Thursday, September 13, 2018

The Best Mini Lemon Meringue Pies



These delicious and adorable pies are great for a crowd!



Ingredients:

Min Pie Shells (I used frozen ones but you can make them yourself)
For the Filling:
*If not using lemon cook and serve pudding*
One box of Vanilla Cook and Serve Pudding
1 can of Lemon Pie Filling
2 Lemons, juiced and zested
1-2 TSP Vanilla Extract
For the Meringue:
4 Egg Whites at Room Temp. 
1/2 TSP Cream of Tartar 
1 TSP Vanilla Extract 
1/2 C White Sugar 





Step 1: 

Before making the filling, pull your pie shells out of the freezer and lay them out on a cookie sheet to thaw before baking.
Take your four eggs and separate them, let them sit so when you need them they will be room temperature. 




Step 2:  Making the filling
*If you have a lemon cook and serve pudding, feel free to make that instead and move on to the next step*



Start by making 1 mall box of vanilla cook and serve pudding and set it aside.

Take 1 can of lemon pie filling and put it in a bowl.  With a hand mixer, whip it until it's all smooth.  



Add the vanilla pudding to the lemon filling and combine.  





Juice and zest 2 lemons and add that to your bowl along with 1-2 TSP of vanilla extract.



Set the lemon filling aside and well start on the rest of our pies, 
*Don't put the filling in the fridge, we want it semi warm when we put the meringue on*



Step 3:  Prepping the Pie Shells




Preheat your oven to 375 degrees and pop your pie shells in until they are a light golden brown color.  Don't let them get to dark because they will have to go back into the oven later.

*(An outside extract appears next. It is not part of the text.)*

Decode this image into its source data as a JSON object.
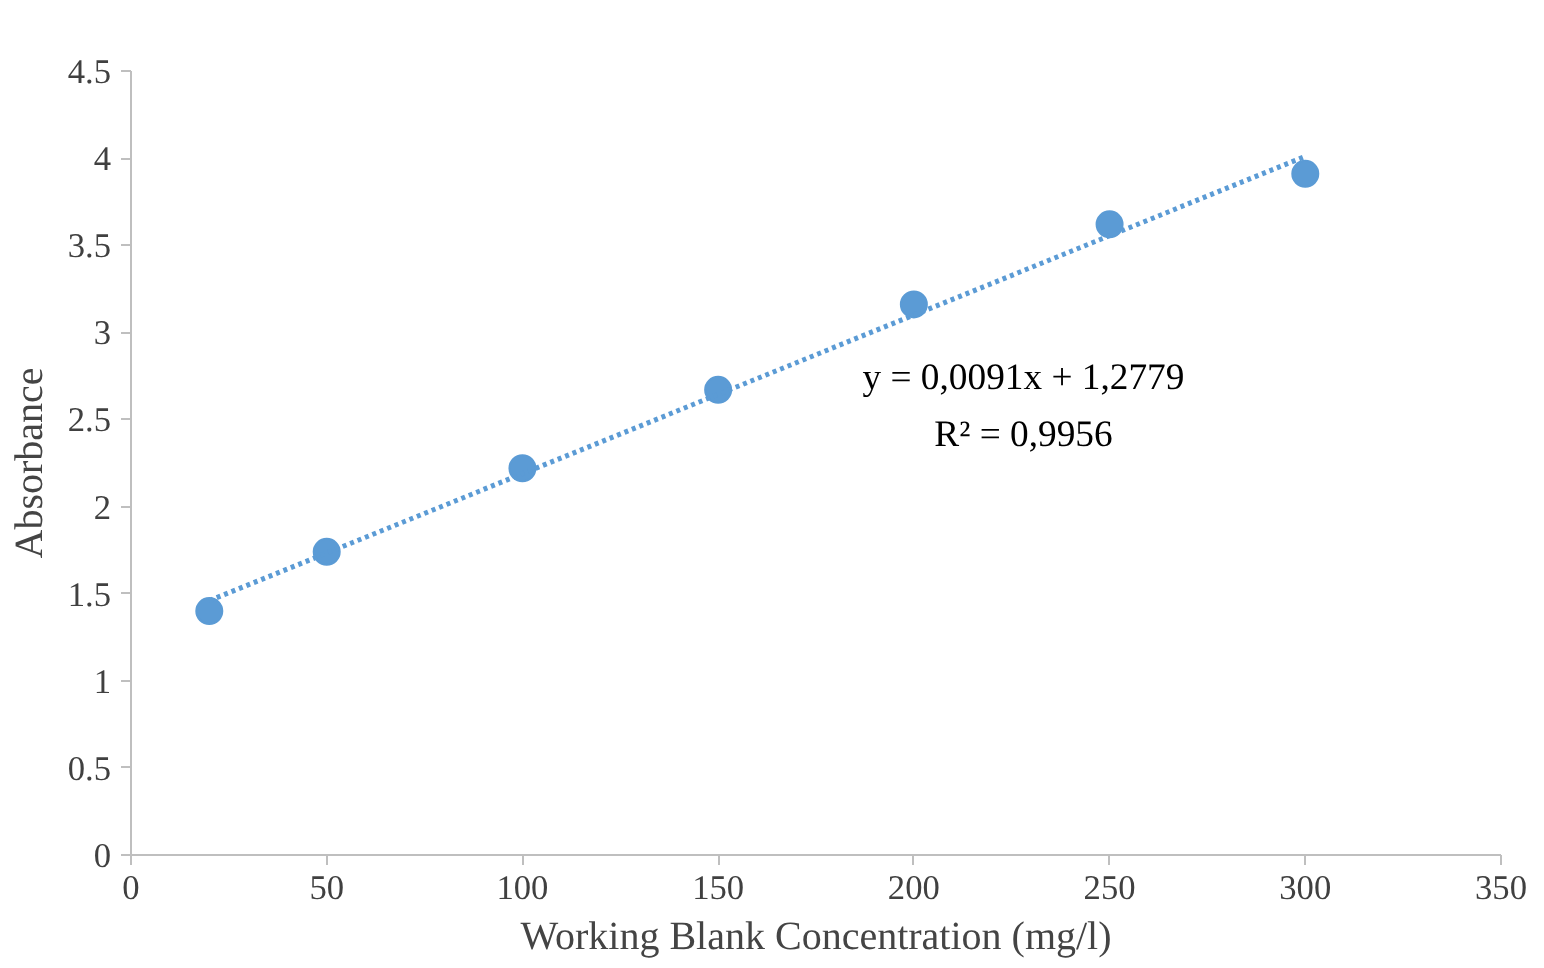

Step 4: Making the Meringue 


 

Start by mixing your egg whites, cream of tartar, and vanilla in a mixer until you have soft peaks forming.




Once you have soft peaks, add your sugar a TBSP at a time, mix in between every time you add sugar.



Once all your sugar is added, let it mix a little longer!



Make sure you have super stiff peaks!  Once you have the desired texture, we can move on to assembling the pies.




Step 5:  Assembling the Pies



Start by adding your lemon pie filling into a Ziploc bag, cut off a tiny tip and fill your pies to the top.  Careful to not cut a big hole because the filling will come out really fast!



Add your meringue to a Ziploc or piping bag.  I put a french tip on mine to make it look a little nicer.  




Squeeze at the bottom, pull up really fast and you will get a nice little tip like this!



Step 6: Final Touches
                                               


Pop your pies in the oven one last time until the meringue is nice and golden.  You can check to make sure it is cooked with a food thermometer.



These are best chilled but you can eat them any way you'd like.  Enjoy!












The Outcome

I LOVED these!  I took them to an activity and they were gone before I could get to them, good thing I had one before!  They are pretty easy to make, they just take time.  The meringue was light and fluffy and had a nice flavor.  The flavors blended together so nicely. I'm definitely going to be making these again!